I did find some answers but they weren't things I wanted to hear.  Common advice was: your health is more important than any job or career, there are other jobs out there that you could take even if they don't seem perfect or are a step down, stop feeling guilty for not being able to do the work of several, draw your line... the list goes on an on.  This wasn't what I wanted to hear so I would stop researching for the day and head to work. I did this for years. I also read several self-help books, watched and listened to Ted Talks and Podcasts, and saw a therapist during that time.  They all said the same things as well.  Change is hard and especially difficult when how you see the world has been skewed over years and years of stress.

Just how bad did things have to get to force me to make a change?  I eventually found out. It wasn't one event or one person or thing I read, it just came to a point where I struggled to get out of bed.  If I wasn't at work, I was at home in bed.  And that is no life worth living.

I started using any free time I had to find another job.  I applied everywhere. I hit a point where I made myself a promise that if I didn't find something, I would just leave.  I had retirement savings I could fall back on if I had to for awhile. I truly felt I was going to drop dead at some point and if blowing through my savings was going be the only way to prevent it, I would.

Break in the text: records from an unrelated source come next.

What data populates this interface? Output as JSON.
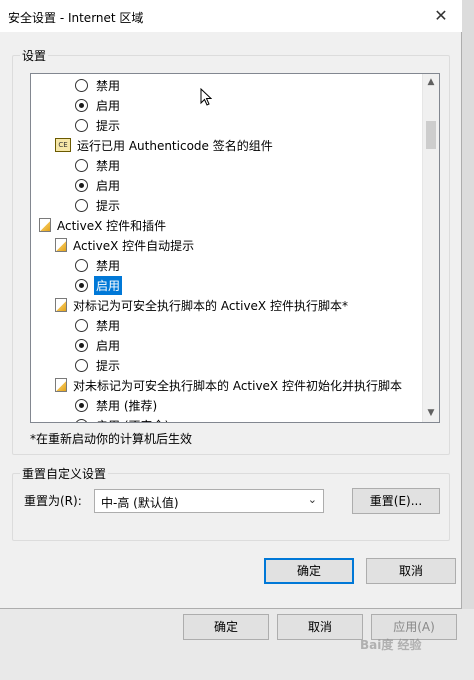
{
  "window": {
    "title": "安全设置 - Internet 区域",
    "close_glyph": "✕"
  },
  "settings_group": {
    "label": "设置"
  },
  "list": {
    "rows": [
      {
        "type": "radio",
        "label": "禁用",
        "checked": false
      },
      {
        "type": "radio",
        "label": "启用",
        "checked": true
      },
      {
        "type": "radio",
        "label": "提示",
        "checked": false
      },
      {
        "type": "cert",
        "label": "运行已用 Authenticode 签名的组件",
        "icon": "cert-icon",
        "icon_text": "CE"
      },
      {
        "type": "radio",
        "label": "禁用",
        "checked": false
      },
      {
        "type": "radio",
        "label": "启用",
        "checked": true
      },
      {
        "type": "radio",
        "label": "提示",
        "checked": false
      },
      {
        "type": "folder",
        "label": "ActiveX 控件和插件",
        "icon": "folder-icon"
      },
      {
        "type": "folder",
        "label": "ActiveX 控件自动提示",
        "icon": "setting-icon"
      },
      {
        "type": "radio",
        "label": "禁用",
        "checked": false
      },
      {
        "type": "radio",
        "label": "启用",
        "checked": true,
        "selected": true
      },
      {
        "type": "folder",
        "label": "对标记为可安全执行脚本的 ActiveX 控件执行脚本*",
        "icon": "setting-icon"
      },
      {
        "type": "radio",
        "label": "禁用",
        "checked": false
      },
      {
        "type": "radio",
        "label": "启用",
        "checked": true
      },
      {
        "type": "radio",
        "label": "提示",
        "checked": false
      },
      {
        "type": "folder",
        "label": "对未标记为可安全执行脚本的 ActiveX 控件初始化并执行脚本",
        "icon": "setting-icon"
      },
      {
        "type": "radio",
        "label": "禁用 (推荐)",
        "checked": true
      },
      {
        "type": "radio",
        "label": "启用 (不安全)",
        "checked": false
      }
    ],
    "scroll_up": "▲",
    "scroll_down": "▼"
  },
  "note": "*在重新启动你的计算机后生效",
  "reset_group": {
    "label": "重置自定义设置",
    "reset_to_label": "重置为(R):",
    "combo_value": "中-高 (默认值)",
    "combo_chevron": "⌄",
    "reset_button": "重置(E)..."
  },
  "dialog_buttons": {
    "ok": "确定",
    "cancel": "取消"
  },
  "background_buttons": {
    "ok": "确定",
    "cancel": "取消",
    "apply": "应用(A)"
  },
  "watermark": "Bai度 经验"
}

I did find another job. It took quite awhile and wasn't ideal but was going to allow me to leave that awful situation.  It was very hard to leave the job. I remember crying as I told my team and apologizing that I just couldn't do it anymore.  I remember even though I had given my notice, I continued working long days in an attempt to keep the team afloat and prepared.  I remember being enticed to stay again and again by my employer, they really weren't happy that I was leaving.  In the end, they offered things they should have offered me years before and made promises I had heard time and time again. I just couldn't do it anymore.

So I left.  And it was a freeing feeling but at the same, I was too dang tired to enjoy it for a long time.

The things stress can do to your body.  I thought after a break and then starting a new lower stress job, I would just bounce back.  You don't just bounce back from a situation like that.  In fact, your body needs time to renew itself just like you would if you were going through recovery.  Mentally I had to get my head in the right spot.  I had to develop new sleeping patterns.  I had to learn how to spend time with my family again.  I had to focus on taking care of my body.  And I had to give myself time.

I have been in recovery for the last year and a half and some things happened faster than others.  Sleeping and healthy habits were easy.  Even putting family as a priority was fairly easy.  The mental and emotional stuff was the hardest.  Learning to draw my line, not feel bad because I wasn't making huge impacts like I was before on the job, not feeling guilty for not feeling well, those things all have taken time to develop new ways of thinking. I still work on them each day.

I have long-ago now given up my morning ritual and truly say that all that advice I googled was correct.  I really hope that if someone else is in a similar situation this post is helpful to them. You may not want to hear the advice but know that someone else completely understands and there is light at the end of the tunnel, just keep moving forward.